According to the review, Bensaada relied on multiple original sources including "WikiLeaks cables and the websites of key CIA pass through foundations." Bensaada lists the foundations in the appendix.
Bensaada methodically lists every State Department conference and workshop the Arab Spring heroes attended, the dollar amounts spent on them by the State Department and key "democracy" promoting foundations, the specific involvement of Google, Facebook, Twitter and Obama's 2008 Internet campaign team in training Arab Spring cyberactivists …
It is getting harder and harder for officials to simply state a version of reality that significantly diverges from facts that have already been reported. It is easy in this Internet era to find multiple points of view and to make up one's own mind as to which versions are backed by evidence and which are not.
This mechanism is operative from an investment standpoint as well. The Federal Reserve officials recently hiked rates by a quarter point after stating that the US was on the road to recovery and thus currency demand was rising.

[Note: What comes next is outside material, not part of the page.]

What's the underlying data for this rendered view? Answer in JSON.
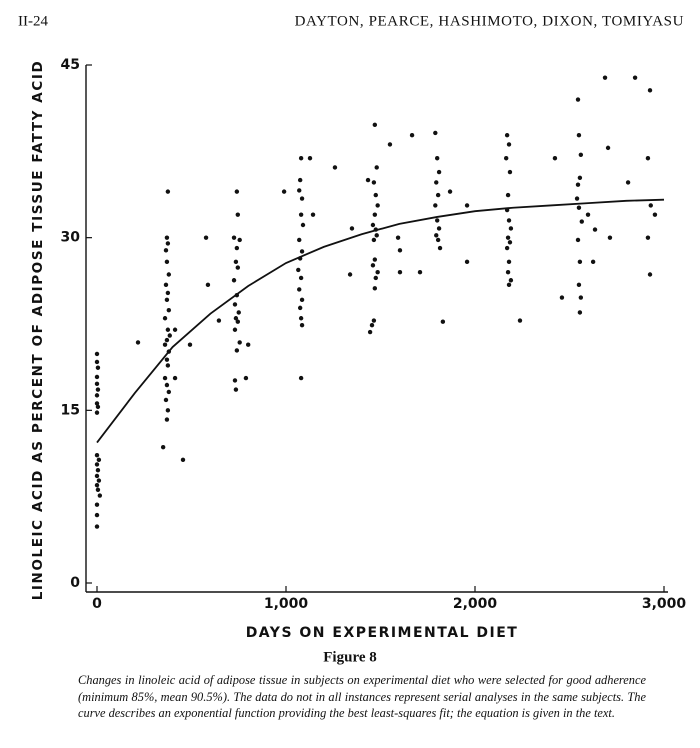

But in an article we profiled recently in staff reports, Dr. Craig Paul Roberts made the point that banks had plenty of cash reserves that were not being drawn down. In other words, the cited demand did not exist. He writes:
Look at it this way. The banking system as a whole does not need to borrow, as it is sitting on $2.42 trillion in excess reserves. The negative impact of the "rate hike" affects only smaller banks that are lending to businesses and consumers.
In the 20th century, it was hard to check official statements. But in the 21st century, the Internet has made such fact checking a good deal more convenient. As a result, Western institutions find it more difficult to reshape history.
This is probably the reason that the approval ratings in the US for Congress are in the single digits. I would suspect that at this moment Europeans don't feel much better about Brussels. When it comes to investing, we should be especially careful to ascertain that what we are being told is true.
Political untruths can confuse us and make it more difficult for us to understand what is going on in the world. But untruths about economics and investing can cost us money, sometimes a good deal.
Generally when it comes to statements by authorities these days, one can surely follow the old dictum, "trust but verify." Fortunately, the Internet lets us do so. We should use it for these purposes, among others.